I have read about this post, Python multiprocessing: sharing a large read-only object between processes?, but still not sure how to proceed next.
Here is my problem:
I am analysing an array of millions of strings using multiprocessing
, and each string need to be checked against a big dict which consists of about 2 million (maybe higher) keys. Its values are objects of customized Python class called Bloomfilter
(so they're not just simple int or float, or array), and their sizes vary from a few bytes to 1.5 Gb. The analysis for each string is basically to check whether a string is in a certain number of bloomfilters in the dictionary. It depends on the string itself to decide which bloomfilters are relevant. The dictionary is a transformation of a 30G sqlite3 db. The motivation is to load the whole sqlite3 db into memory to speed up processing, but I haven't found a way to share the dict effectively. I have about 100G memory in my system.
Here is what I have tried:
The analysis for each string is CPU-bound, so I chose multiprocessing over multithreading. The key is how to share the big dict among the processes without copying. multiprocess.Value
and multiprocessing.Array
cannot deal with complex objects like a dict. I have tried multiprocessing.Manager()

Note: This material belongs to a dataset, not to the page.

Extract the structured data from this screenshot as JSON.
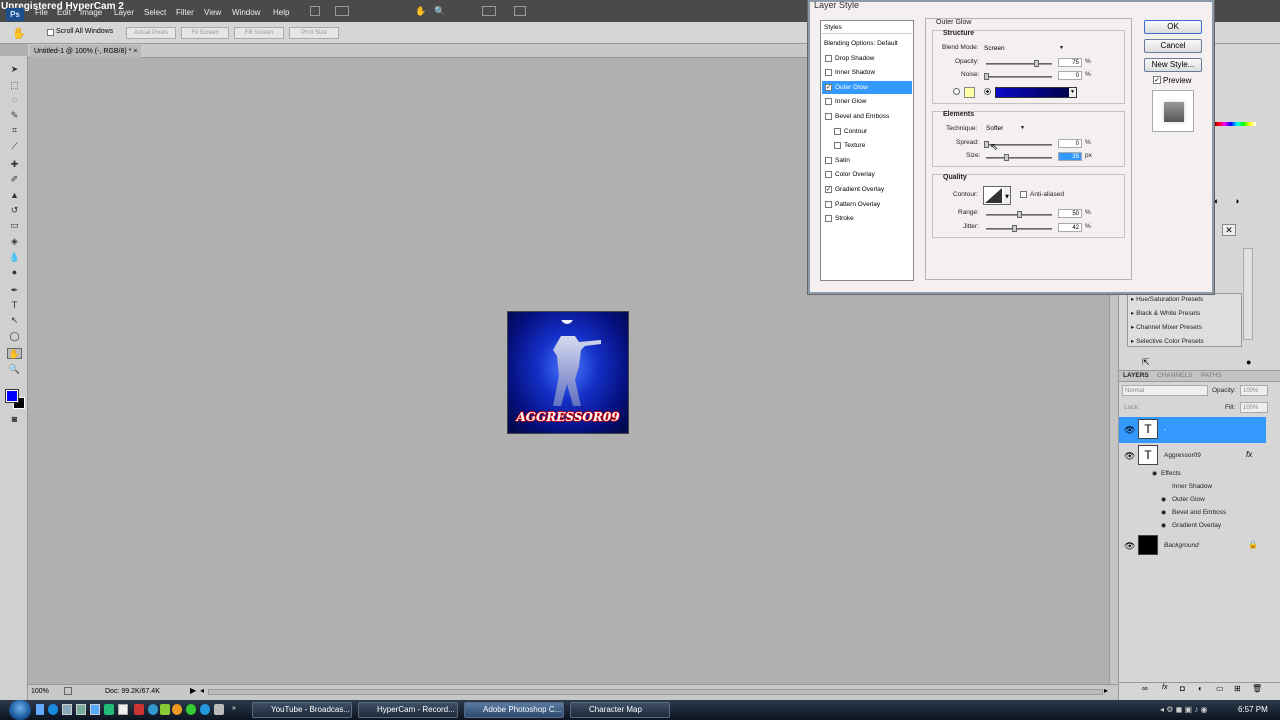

, but since the dict is so big that I get IOError: bad message length
error. I have also tried using a in memory database like Redis on localhost, but the bitarray, which is used to construct a Bloomfilter after being fetched, is too big to fit in, either, which makes me think passing big messages among processes is just too expensive (is it?)
My Question:
What is the right way to share such the dictionary among different processes (or threads if there is a way to circumvent GIL)? If I need to use a database, which one should I use? I need very fast read and the database should be able to store very big values. (Though I don't think database would work because passing around very big values won't work, right? Please correct me if I am wrong)